This group resulted from the divisions in the women's rights movement of the late nineteenth and early twentieth centuries. It grew out of the New England Woman Suffrage Association, formed in 1868 to focus exclusively on obtaining the franchise. It was opposed to the policies of Elizabeth Cady Stanton and Susan B. Anthony, who broke with their abolitionist and Republican supporters, accusing them of emphasizing black civil rights at the expense of women's rights.

When Stanton and Anthony led the formation of the National Woman Suffrage Association in 1869, the New England group reacted by creating the American Woman Suffrage Association (awsa) to work for the inclusion of women in the Fifteenth Amendment. Founded in Cleveland in November 1869, the awsa was led by such longtime abolitionists and women's rights advocates as Lucy Stone, Julia Ward Howe, and Thomas Wentworth Higginson. It accused the Stanton-Anthony group of diverting attention from the suffrage issue by scattering its efforts among broader social reforms. The awsa convinced the Republican party to include a reference to women's suffrage in its 1872 convention platform, although the party did not pursue the issue later.

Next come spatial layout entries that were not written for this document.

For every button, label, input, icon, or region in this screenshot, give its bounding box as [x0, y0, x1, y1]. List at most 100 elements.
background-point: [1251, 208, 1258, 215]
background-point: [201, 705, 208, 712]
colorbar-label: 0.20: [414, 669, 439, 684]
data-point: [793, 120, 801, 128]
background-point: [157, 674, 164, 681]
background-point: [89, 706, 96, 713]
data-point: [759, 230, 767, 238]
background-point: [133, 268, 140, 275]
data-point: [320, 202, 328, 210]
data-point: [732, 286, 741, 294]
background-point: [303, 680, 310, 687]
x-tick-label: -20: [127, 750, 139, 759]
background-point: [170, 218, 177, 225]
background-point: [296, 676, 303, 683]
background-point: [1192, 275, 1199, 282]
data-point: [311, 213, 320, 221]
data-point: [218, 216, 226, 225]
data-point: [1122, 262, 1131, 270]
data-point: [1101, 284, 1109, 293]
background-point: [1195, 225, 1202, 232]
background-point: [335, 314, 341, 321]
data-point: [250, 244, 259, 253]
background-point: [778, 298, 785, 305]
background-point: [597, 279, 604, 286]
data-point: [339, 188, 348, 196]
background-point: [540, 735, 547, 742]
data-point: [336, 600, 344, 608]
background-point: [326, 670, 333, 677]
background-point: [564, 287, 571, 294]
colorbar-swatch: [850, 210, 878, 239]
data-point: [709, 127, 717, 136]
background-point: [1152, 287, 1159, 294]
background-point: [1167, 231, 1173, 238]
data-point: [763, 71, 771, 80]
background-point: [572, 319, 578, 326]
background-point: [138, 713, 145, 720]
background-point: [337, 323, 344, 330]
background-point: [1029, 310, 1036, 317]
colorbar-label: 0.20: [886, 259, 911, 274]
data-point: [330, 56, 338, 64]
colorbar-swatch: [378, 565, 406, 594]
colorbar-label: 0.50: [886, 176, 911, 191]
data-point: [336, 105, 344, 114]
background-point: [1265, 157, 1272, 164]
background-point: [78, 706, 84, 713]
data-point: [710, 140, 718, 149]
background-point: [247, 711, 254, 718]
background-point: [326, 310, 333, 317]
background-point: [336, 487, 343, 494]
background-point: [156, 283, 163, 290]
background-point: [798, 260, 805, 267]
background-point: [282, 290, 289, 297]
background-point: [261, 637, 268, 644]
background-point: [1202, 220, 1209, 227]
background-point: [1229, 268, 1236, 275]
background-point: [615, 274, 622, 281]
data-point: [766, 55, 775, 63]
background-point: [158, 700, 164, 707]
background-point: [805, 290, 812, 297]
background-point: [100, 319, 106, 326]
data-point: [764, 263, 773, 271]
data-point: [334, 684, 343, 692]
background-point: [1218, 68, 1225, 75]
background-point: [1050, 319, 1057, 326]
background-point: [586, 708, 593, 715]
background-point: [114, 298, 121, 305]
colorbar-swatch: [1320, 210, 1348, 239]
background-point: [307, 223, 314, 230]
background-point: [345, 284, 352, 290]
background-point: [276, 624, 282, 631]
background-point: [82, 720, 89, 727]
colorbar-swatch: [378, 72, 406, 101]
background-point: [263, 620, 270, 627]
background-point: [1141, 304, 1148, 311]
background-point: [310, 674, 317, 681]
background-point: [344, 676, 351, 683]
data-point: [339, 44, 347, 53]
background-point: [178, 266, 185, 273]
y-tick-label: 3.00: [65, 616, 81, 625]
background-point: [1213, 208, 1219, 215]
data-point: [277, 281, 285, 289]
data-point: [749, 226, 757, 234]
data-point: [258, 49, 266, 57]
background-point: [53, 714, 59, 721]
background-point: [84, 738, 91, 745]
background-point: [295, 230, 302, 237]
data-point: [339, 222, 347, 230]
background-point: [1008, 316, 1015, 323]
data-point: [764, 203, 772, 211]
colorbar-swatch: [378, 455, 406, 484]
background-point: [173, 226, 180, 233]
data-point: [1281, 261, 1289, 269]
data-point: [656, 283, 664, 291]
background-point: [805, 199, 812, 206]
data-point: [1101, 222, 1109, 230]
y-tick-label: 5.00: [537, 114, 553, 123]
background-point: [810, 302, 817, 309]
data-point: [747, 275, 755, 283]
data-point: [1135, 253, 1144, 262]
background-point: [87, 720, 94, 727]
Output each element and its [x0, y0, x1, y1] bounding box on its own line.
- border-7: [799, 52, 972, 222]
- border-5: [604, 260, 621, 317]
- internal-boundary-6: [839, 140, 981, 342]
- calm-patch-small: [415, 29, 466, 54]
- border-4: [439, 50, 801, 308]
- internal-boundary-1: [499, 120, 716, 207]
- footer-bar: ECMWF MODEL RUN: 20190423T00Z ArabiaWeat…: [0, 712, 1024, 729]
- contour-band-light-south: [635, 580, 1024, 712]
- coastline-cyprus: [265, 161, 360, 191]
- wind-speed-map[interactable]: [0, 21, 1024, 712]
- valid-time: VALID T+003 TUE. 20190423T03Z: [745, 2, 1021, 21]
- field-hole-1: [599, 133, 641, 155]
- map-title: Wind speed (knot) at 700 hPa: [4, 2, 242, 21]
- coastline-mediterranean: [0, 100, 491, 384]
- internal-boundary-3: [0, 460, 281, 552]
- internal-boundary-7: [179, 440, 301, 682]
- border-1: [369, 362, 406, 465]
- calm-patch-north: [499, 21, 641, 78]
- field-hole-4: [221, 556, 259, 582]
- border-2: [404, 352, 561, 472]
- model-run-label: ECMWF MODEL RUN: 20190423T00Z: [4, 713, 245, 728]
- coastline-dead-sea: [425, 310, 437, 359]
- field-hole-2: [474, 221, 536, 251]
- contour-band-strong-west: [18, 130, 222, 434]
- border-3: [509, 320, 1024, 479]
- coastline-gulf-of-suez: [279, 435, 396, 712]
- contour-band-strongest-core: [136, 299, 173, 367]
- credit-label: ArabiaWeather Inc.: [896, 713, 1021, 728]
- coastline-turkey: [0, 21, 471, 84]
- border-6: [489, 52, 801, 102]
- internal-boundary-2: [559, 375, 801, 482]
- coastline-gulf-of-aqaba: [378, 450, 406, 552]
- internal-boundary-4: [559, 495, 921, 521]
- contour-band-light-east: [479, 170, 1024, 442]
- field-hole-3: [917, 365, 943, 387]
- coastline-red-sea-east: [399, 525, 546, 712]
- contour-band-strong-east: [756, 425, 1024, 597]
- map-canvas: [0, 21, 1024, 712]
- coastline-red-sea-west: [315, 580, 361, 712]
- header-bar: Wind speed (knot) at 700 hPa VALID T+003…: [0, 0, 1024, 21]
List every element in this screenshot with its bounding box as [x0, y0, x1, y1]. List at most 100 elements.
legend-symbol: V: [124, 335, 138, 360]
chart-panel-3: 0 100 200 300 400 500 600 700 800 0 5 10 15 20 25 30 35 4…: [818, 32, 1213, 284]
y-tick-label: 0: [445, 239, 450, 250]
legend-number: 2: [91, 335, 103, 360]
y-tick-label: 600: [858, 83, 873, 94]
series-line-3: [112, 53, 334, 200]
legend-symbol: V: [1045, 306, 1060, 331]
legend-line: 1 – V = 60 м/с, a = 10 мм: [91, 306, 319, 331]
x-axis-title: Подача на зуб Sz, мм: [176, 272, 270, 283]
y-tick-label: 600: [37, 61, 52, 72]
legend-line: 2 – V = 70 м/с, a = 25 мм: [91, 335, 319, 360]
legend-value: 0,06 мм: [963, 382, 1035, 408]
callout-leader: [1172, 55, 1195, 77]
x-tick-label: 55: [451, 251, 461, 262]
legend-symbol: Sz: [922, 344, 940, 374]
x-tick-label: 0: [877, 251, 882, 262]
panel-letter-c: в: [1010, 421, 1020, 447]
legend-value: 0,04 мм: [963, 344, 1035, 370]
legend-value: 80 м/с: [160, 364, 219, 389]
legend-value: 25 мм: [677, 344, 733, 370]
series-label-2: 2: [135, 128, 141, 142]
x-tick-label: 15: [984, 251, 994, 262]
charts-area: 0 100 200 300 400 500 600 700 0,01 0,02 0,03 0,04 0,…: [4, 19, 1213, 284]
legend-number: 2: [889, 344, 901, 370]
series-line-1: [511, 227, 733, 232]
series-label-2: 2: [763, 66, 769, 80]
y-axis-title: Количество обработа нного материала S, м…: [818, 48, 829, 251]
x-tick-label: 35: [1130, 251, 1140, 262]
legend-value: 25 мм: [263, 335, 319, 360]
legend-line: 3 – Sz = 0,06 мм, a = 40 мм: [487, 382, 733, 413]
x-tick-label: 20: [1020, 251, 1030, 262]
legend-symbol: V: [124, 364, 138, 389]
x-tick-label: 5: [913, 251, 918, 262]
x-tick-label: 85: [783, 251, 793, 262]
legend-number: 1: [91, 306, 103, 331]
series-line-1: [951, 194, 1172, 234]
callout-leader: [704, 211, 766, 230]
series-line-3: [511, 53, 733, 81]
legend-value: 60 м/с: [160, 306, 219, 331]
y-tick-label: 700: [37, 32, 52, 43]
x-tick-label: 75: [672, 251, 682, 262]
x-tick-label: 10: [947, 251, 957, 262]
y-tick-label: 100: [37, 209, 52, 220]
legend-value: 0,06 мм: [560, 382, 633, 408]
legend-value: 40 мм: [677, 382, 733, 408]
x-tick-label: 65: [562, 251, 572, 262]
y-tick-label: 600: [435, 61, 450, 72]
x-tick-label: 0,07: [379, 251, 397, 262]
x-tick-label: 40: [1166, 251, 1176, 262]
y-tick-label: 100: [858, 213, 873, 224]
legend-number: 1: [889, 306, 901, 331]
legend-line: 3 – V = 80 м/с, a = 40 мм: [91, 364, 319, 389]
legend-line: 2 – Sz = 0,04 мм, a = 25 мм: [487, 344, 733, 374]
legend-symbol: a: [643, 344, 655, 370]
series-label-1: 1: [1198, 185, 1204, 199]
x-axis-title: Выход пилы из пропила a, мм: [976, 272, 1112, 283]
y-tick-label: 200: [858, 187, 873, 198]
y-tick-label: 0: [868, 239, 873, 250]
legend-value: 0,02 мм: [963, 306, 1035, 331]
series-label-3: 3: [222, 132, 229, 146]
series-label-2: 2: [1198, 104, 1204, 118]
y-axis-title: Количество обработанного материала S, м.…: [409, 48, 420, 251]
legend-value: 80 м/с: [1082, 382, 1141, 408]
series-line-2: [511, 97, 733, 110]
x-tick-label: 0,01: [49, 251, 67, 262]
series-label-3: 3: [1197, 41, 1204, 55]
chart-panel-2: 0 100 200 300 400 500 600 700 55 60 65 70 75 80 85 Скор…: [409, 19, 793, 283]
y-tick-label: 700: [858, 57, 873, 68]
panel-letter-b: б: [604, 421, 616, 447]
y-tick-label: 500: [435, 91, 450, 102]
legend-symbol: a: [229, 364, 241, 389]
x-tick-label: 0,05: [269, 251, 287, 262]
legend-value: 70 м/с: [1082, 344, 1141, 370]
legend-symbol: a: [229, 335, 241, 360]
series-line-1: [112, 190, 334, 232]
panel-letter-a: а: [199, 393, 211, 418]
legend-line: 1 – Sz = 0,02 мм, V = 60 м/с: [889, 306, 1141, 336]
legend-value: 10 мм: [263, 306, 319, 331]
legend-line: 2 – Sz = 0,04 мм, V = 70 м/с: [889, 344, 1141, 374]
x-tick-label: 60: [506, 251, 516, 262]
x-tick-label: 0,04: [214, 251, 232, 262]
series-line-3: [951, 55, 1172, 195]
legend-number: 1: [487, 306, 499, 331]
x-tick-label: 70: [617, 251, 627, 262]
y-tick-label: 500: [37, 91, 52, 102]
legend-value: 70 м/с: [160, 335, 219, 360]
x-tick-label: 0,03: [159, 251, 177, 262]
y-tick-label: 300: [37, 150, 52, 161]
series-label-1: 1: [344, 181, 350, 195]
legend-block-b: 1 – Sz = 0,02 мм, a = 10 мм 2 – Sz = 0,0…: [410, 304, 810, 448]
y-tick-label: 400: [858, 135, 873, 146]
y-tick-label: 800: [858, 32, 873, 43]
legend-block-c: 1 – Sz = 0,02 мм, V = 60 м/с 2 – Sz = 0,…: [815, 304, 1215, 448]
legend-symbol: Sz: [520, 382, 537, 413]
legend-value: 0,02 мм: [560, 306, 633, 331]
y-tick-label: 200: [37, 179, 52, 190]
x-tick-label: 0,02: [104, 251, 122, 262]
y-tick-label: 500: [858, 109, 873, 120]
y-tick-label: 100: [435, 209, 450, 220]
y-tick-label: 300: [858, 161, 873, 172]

Putting aside their differences, the American and National Woman Suffrage associations united in 1890, forming the National American Woman Suffrage Association (nawsa). It continued to seek the franchise, but it changed tactics, now arguing that giving women the right to vote would not be a threat to women's "separate sphere." With a boost from progressive reforms, changes in the workplace during World War I, and a final concerted drive, the nawsa succeeded in 1919; the Nineteenth Amendment took effect in time for the 1920 election.